“There’s a joke in China that you can tell the ‘it’ color of the season by looking at the color of the rivers,” Orsola de Castrocan, a fashion designer, says in the 2017 documentary RiverBlue. Pipes running from some apparel factories in China–and Bangladesh and Indonesia and other countries that feed American fast fashion habits–dump red and blue and green wastewater into local streams and rivers. Downstream, people drink the water and eat fish that have been living in it.
Some brands are working with factories to limit how much dye goes down drains and keep some of the 3,500 chemicals used in the industry out of waterways. But a handful of designers are questioning whether we need to use those chemicals at all, and experimenting with coloring fabric with microbes instead.
“It became really interesting for me to unpack how biology could start to help us rethink how we think about production of materials and how these materials flow,” says Natsai Audrey Chieza, founder of the U.K.-based biodesign research studio Faber Futures, which launched earlier this year after eight years of academic research at University College London.
In her lab, Chieza works with Streptomyces coelicolor, a bacteria that produces pigment as it grows during its week-long life. “By day three, you’ve got lots of pigment being pumped around its environment, ” she says. “So as a designer, I looked at the environment and said, ‘What if that environment was a textile substrate?’ ”
The microbe naturally changes color based on the pH of the medium it grows inside, so by tweaking that environment, it’s possible to create navy blue, for example, or bright pink. With synthetic biology, Chieza says, it will be possible to program the organism to produce an even fuller range of colors. The whole process uses significantly less water than typical industrial dyeing. Unlike natural dyes, it also doesn’t require the use of agricultural land and pesticides to grow plants to make the dye, and it doesn’t require heavy metals to fix the dye to materials.
Bacterial pigment is biodegradable, but designers still plan to avoid dumping it into water. “We’re looking to create a closed-loop process where there’s no effluent that ends up in waterways,” say Laura Luchtman and Ilfa Siebenhaar, who run a Netherlands-based lab, called Living Colour, that is also experimenting with the process (their lab focuses only on strains of bacteria that naturally produce pigment, and they don’t plan to use genetic engineering; the designers are interested in how working with living organisms can create a new aesthetic of color). “Leftover pigment could also be used for products that require less saturated pigments than textiles.”
The technology is still at an early stage. Living Colour is beginning to collaborate with small brands and independent designers, but says that working at a larger scale will require more development. “We need a process that can be scaled and that is affordable and safe on a large scale,” say Luchtman and Siebenhaar. “This research requires investments from patient investors that are not just looking to make a quick profit. We are working with scientists to test if our way of working can be scaled.
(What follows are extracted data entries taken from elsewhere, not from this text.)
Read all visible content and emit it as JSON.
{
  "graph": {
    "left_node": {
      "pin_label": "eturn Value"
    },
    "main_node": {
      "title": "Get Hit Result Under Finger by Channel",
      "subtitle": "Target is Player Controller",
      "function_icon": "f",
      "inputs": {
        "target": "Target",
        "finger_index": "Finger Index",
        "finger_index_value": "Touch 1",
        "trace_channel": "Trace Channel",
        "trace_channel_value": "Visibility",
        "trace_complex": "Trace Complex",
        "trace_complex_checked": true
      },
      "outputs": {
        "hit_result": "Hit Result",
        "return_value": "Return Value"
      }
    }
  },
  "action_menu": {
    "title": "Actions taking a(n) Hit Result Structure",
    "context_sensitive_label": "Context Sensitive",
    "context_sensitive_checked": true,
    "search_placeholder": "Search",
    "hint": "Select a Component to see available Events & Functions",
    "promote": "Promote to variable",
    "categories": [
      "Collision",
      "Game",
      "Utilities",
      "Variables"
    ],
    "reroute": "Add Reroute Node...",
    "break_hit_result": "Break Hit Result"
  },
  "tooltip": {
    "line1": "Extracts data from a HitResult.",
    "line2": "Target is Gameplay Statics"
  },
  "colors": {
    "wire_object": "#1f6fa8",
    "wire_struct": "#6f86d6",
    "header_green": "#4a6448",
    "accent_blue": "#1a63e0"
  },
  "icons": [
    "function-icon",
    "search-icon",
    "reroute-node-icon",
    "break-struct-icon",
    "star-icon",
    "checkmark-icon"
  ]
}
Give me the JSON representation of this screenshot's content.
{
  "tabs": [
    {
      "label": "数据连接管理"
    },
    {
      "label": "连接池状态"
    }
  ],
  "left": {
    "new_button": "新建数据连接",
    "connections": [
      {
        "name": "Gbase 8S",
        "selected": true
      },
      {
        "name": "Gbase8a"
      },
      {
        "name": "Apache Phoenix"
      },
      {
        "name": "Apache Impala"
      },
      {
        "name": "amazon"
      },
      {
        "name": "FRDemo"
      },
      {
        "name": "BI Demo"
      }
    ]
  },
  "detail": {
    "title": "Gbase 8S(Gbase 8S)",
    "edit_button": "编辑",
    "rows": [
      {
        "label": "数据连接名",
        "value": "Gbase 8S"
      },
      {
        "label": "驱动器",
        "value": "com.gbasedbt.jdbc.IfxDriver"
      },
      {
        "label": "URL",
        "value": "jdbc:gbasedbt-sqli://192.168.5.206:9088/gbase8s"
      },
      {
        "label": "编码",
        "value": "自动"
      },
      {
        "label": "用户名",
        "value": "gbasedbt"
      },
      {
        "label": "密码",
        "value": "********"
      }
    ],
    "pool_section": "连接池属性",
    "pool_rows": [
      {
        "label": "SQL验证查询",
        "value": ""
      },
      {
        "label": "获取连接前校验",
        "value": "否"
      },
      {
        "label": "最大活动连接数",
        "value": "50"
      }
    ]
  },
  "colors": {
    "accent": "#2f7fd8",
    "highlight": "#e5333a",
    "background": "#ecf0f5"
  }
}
And we need to execute a thorough life-cycle analysis, because we need to make sure that a bacterial dyeing industry doesn’t cause new problems.”
The structure of the clothing industry, and fast fashion in particular, makes it difficult to change industrial processes. “By and large, fashion is limited by its production cycles, and so people don’t tend to have this long-term view around R&D,” says Chieza. Companies tend to be focused on finding the cheapest way to make clothes, not developing technology. “When you’re looking to just buy and integrate something into your supply chain, sometimes I think that’s a limited view of how to make it the best it can be. Imagine a world where fashion companies are actually driving this change and they are investing in it, and they’re seeing themselves less as producers of clothing and more as technology companies.”
Though Chieza can’t yet name the companies, Faber Futures is now working with some forward-looking brands to test how microbes can be integrated into supply chains. The industry recognizes that it has a problem both with the chemicals and solvents used in dye and the amount of water that is used. Some companies have pioneered other solutions; a Dutch company called DyeCoo, for example, uses CO2 to dye fabric instead of water, in a closed-loop system with no waste. Now, Chieza says, some in the industry are beginning to consider bacteria as a new solution.
“They’re starting to look at how they produce and thinking what starts to solve for that,” she says. “For a long time, we’ve been talking about how biology can be a component of changing that ecosystem of manufacturing to make something that’s better. It’s only now that industry is really engaged.”
Bioengineering–using bacteria, algae, animal cells, or fungi–can also be used to make fabric itself. Modern Meadow, one startup, makes leather from lab-grown collagen. Bolt Threads biofabricates leather from mycelium, the root structure of mushrooms and grows synthetic spider silk in a fermenter. These processes could be combined with pigment-producing bacteria.
“I always say that the thing that’s going to make what we’re doing obsolete is potentially a silk that’s engineered to already be produced by this organism with color,” says Chieza. “That’s what’s really interesting is to start to think more broadly: If we are thinking about designing at that molecular scale, what can we build in from the beginning that negates a lot of the processes that we’ve been using in prior industrial revolutions to make things? It really opens up huge opportunity to rethink manufacturing, and to do so with sustainability at the core of how we’re building this technology.”